Radio Fidélité Ecoutez en direct votre radio chrétienne
Dans la petite commune de Guéméné-Penfao, une institution traverse les époques avec une énergie intacte. Le patronage Saint-Michel célèbre cette année ses 130 ans d’existence, et son histoire se confond avec celle de générations entières qui ont grandi dans ses murs.
Imaginez-vous un instant dans les années 1890. La France républicaine naissante, les débuts de l’industrie moderne, et déjà, dans cette commune bretonne aux traditions galaises, des visionnaires posent les premières pierres de ce qui deviendra une véritable institution locale. 130 ans plus tard, le patronage Saint-Michel n’a rien perdu de sa superbe.

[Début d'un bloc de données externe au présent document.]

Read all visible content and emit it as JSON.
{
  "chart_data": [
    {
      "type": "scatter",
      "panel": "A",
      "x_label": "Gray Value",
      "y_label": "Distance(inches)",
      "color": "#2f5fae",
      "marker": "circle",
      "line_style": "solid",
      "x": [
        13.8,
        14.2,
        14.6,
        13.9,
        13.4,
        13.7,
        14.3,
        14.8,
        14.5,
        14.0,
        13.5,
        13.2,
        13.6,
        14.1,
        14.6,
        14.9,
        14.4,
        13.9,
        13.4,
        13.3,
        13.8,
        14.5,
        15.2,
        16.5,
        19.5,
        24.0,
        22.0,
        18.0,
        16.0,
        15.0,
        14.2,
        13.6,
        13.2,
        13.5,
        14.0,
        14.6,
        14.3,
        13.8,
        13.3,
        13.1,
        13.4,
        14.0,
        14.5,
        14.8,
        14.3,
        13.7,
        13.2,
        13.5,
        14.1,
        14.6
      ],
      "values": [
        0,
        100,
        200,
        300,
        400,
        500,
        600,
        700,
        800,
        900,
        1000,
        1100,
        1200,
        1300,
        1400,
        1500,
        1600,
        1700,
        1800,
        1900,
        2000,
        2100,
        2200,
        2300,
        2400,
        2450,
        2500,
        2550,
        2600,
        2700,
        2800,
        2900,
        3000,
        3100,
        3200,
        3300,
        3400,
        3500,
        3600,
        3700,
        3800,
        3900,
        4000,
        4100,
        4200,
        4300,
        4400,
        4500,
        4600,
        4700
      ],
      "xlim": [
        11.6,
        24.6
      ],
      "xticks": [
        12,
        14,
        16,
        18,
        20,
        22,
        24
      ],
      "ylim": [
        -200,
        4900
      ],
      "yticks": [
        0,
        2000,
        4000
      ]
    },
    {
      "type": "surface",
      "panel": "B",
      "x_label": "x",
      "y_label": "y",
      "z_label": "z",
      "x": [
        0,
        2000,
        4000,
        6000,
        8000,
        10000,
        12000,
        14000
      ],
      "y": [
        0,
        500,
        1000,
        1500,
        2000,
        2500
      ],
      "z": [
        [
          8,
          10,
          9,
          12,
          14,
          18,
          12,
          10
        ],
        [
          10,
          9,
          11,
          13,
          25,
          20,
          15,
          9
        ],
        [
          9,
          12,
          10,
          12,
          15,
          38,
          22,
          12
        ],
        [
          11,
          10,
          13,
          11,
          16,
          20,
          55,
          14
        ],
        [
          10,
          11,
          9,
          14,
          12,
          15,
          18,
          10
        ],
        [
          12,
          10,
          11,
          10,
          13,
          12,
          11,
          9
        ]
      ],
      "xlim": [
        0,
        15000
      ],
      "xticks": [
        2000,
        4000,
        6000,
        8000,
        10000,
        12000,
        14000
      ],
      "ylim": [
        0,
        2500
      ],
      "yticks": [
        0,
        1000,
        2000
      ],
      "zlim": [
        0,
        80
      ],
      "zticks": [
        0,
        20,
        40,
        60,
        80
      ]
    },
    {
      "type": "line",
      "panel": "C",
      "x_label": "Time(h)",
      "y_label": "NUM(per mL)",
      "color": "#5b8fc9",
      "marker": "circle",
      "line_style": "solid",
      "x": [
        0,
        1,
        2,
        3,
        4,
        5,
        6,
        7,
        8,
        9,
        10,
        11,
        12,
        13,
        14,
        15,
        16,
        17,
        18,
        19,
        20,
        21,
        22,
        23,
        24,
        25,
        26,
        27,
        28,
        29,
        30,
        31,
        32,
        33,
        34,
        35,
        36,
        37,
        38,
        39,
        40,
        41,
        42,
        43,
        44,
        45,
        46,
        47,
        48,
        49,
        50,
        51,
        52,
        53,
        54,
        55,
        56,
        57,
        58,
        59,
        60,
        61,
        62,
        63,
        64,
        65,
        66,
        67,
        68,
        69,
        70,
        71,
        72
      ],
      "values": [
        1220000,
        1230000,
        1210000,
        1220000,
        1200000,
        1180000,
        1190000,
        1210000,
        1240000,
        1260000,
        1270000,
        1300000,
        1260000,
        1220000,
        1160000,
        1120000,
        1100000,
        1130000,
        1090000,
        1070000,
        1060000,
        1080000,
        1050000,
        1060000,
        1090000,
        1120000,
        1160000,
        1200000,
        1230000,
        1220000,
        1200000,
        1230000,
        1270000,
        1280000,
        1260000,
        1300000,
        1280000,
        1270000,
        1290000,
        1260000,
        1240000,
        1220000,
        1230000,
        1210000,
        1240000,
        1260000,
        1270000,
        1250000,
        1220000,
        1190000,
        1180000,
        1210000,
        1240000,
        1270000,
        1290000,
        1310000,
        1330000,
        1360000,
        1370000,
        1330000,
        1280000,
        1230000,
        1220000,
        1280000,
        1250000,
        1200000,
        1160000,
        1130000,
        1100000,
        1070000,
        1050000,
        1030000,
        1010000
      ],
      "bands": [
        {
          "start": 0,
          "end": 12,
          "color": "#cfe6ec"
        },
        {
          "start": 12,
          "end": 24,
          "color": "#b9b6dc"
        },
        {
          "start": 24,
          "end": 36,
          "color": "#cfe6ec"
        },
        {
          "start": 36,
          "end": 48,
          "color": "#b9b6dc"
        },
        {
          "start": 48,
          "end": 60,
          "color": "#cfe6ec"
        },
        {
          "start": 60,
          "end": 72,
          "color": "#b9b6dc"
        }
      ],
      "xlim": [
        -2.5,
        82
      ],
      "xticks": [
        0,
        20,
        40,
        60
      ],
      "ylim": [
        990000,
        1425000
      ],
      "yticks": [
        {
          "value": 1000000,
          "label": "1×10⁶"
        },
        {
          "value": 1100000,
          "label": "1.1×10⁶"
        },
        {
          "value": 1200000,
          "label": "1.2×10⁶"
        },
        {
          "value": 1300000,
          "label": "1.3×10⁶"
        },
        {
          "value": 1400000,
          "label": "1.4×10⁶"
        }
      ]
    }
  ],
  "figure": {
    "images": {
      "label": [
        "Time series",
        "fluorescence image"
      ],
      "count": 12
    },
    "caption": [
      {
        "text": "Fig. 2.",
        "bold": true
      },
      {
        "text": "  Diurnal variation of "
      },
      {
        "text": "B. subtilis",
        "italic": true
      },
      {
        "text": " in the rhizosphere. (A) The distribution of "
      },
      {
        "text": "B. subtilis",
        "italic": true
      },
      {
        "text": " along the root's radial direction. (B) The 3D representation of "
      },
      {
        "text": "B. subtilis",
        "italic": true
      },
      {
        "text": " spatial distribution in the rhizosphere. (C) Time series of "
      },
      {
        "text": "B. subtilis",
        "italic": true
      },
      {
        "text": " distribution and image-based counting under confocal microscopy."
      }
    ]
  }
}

Cette longévité exceptionnelle intrigue d’ailleurs Jacques Michel, élu bien connu dans la région, qui a accepté de plonger dans les archives pour retracer cette épopée. « Vous savez, quand on parle de 130 ans, on ne mesure pas toujours ce que ça représente », confie-t-il lors de l’émission matinale « Le tour des clochers » sur Radio Fidélité. « C’est quatre générations, deux guerres mondiales, des révolutions sociales… Et pourtant, cette maison continue de battre au rythme de la jeunesse. »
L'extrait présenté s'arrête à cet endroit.